On June 12, Major the Rev. Canon David Warren, incumbent of St. George, Allandale in Barrie, and parishioner Dr. Phil Burridge, a retired emergency ward physician, will cycle through France and Holland on the 2015 Wounded Warriors Canada Battlefield Bike Ride.
Dubbing themselves “Team Body and Soul,” the pair will join 90 other cyclists on an eight-day, 600-kilometre ride to the major battlefields of the First and Second World Wars.
Each participant is expected to raise $4,000, the funds going to Wounded Warriors Canada programs that assist ill and injured members of the Armed Forces.
The ride is a continuation of the 2014 Wounded Warriors Canada Battlefield Bike Ride from Normandy to Vimy Ridge, in which Canon Warren and Dr. Burridge also participated.
This year, it starts at Vimy and ends at Groesbeek Cemetery in Nijmegen for the 70th anniversary of VE Day and the liberation of the Netherlands.
Canon Warren, who was chaplain to the reserve forces until his retirement in 2013, says last year’s ride was the first long distance cycling he had done. He has been training for this ride ever since, in the gym for the winter months and on the road in better weather.
“Currently we’re supposed to be road-riding three days a week and one of those rides should be approximately three hours long,” he explains. Days on the tour begin at 8 a.m. and, with scheduled breaks, end at 4 or 5 p.m.

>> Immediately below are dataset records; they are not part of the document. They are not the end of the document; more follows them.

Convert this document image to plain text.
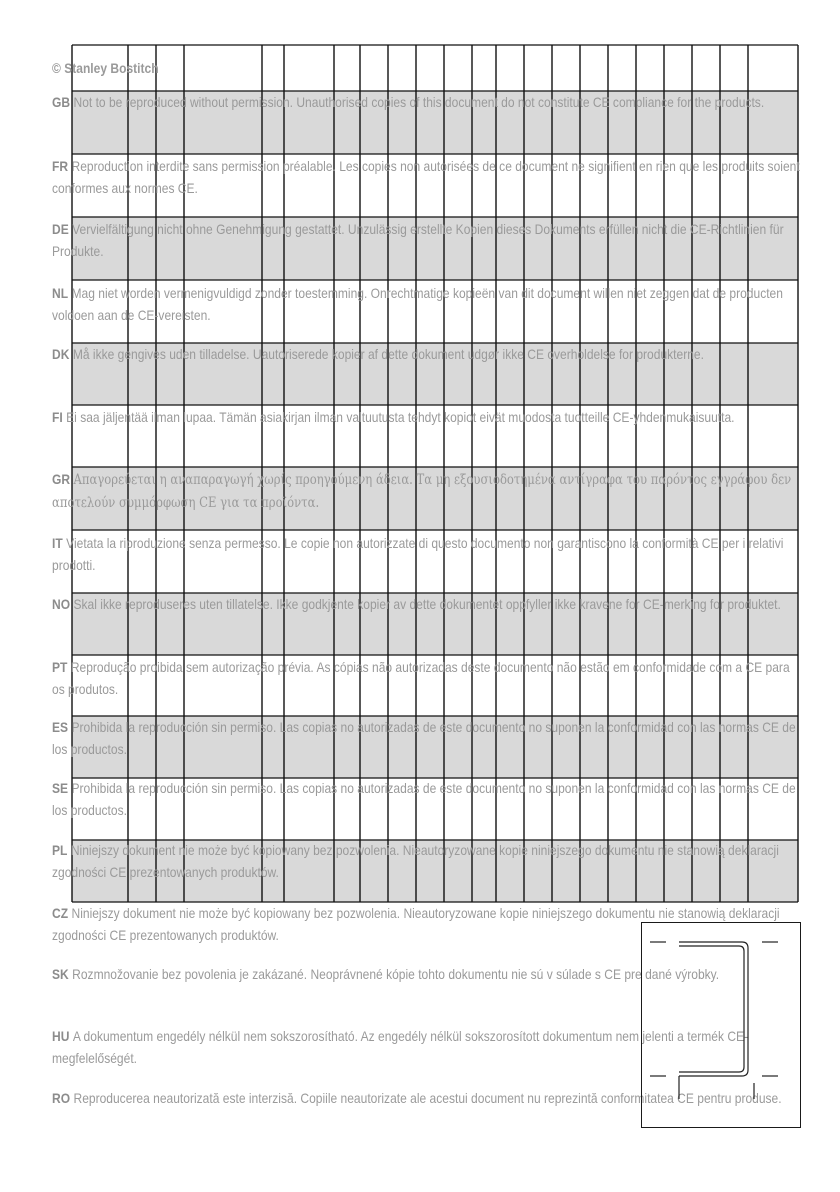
© Stanley Bostitch
GB Not to be reproduced without permission. Unauthorised copies of this document do not constitute CE compliance for the products.
FR Reproduction interdite sans permission préalable. Les copies non autorisées de ce document ne signifient en rien que les produits soient conformes aux normes CE.
DE Vervielfältigung nicht ohne Genehmigung gestattet. Unzulässig erstellte Kopien dieses Dokuments erfüllen nicht die CE-Richtlinien für Produkte.
NL Mag niet worden vermenigvuldigd zonder toestemming. Onrechtmatige kopieën van dit document willen niet zeggen dat de producten voldoen aan de CE-vereisten.
DK Må ikke gengives uden tilladelse. Uautoriserede kopier af dette dokument udgør ikke CE overholdelse for produkterne.
FI Ei saa jäljentää ilman lupaa. Tämän asiakirjan ilman valtuutusta tehdyt kopiot eivät muodosta tuotteille CE-yhdenmukaisuutta.
GR Απαγορεύεται η αναπαραγωγή χωρίς προηγούμενη άδεια. Τα μη εξουσιοδοτημένα αντίγραφα του παρόντος εγγράφου δεν αποτελούν συμμόρφωση CE για τα προϊόντα.
IT Vietata la riproduzione senza permesso. Le copie non autorizzate di questo documento non garantiscono la conformità CE per i relativi prodotti.
NO Skal ikke reproduseres uten tillatelse. Ikke godkjente kopier av dette dokumentet oppfyller ikke kravene for CE-merking for produktet.
PT Reprodução proibida sem autorização prévia. As cópias não autorizadas deste documento não estão em conformidade com a CE para os produtos.
ES Prohibida la reproducción sin permiso. Las copias no autorizadas de este documento no suponen la conformidad con las normas CE de los productos.
SE Prohibida la reproducción sin permiso. Las copias no autorizadas de este documento no suponen la conformidad con las normas CE de los productos.
PL Niniejszy dokument nie może być kopiowany bez pozwolenia. Nieautoryzowane kopie niniejszego dokumentu nie stanowią deklaracji zgodności CE prezentowanych produktów.
CZ Niniejszy dokument nie może być kopiowany bez pozwolenia. Nieautoryzowane kopie niniejszego dokumentu nie stanowią deklaracji zgodności CE prezentowanych produktów.
SK Rozmnožovanie bez povolenia je zakázané. Neoprávnené kópie tohto dokumentu nie sú v súlade s CE pre dané výrobky.
HU A dokumentum engedély nélkül nem sokszorosítható. Az engedély nélkül sokszorosított dokumentum nem jelenti a termék CE-megfelelőségét.
RO Reproducerea neautorizată este interzisă. Copiile neautorizate ale acestui document nu reprezintă conformitatea CE pentru produse.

The biking should be easier this year, he says, as it starts in the hills of France and ends on the flat land of Holland. “Last year it was a lot uphill,” he adds. ”We found the one day of 120 km was just a little too much for everybody.”
Canon Warren praises the continuing support for Wounded Warriors that comes from Anglican chaplains in the reserves and regular military. He notes that the organization not only provides programs for the ill and injured, it also provides ongoing support for their families.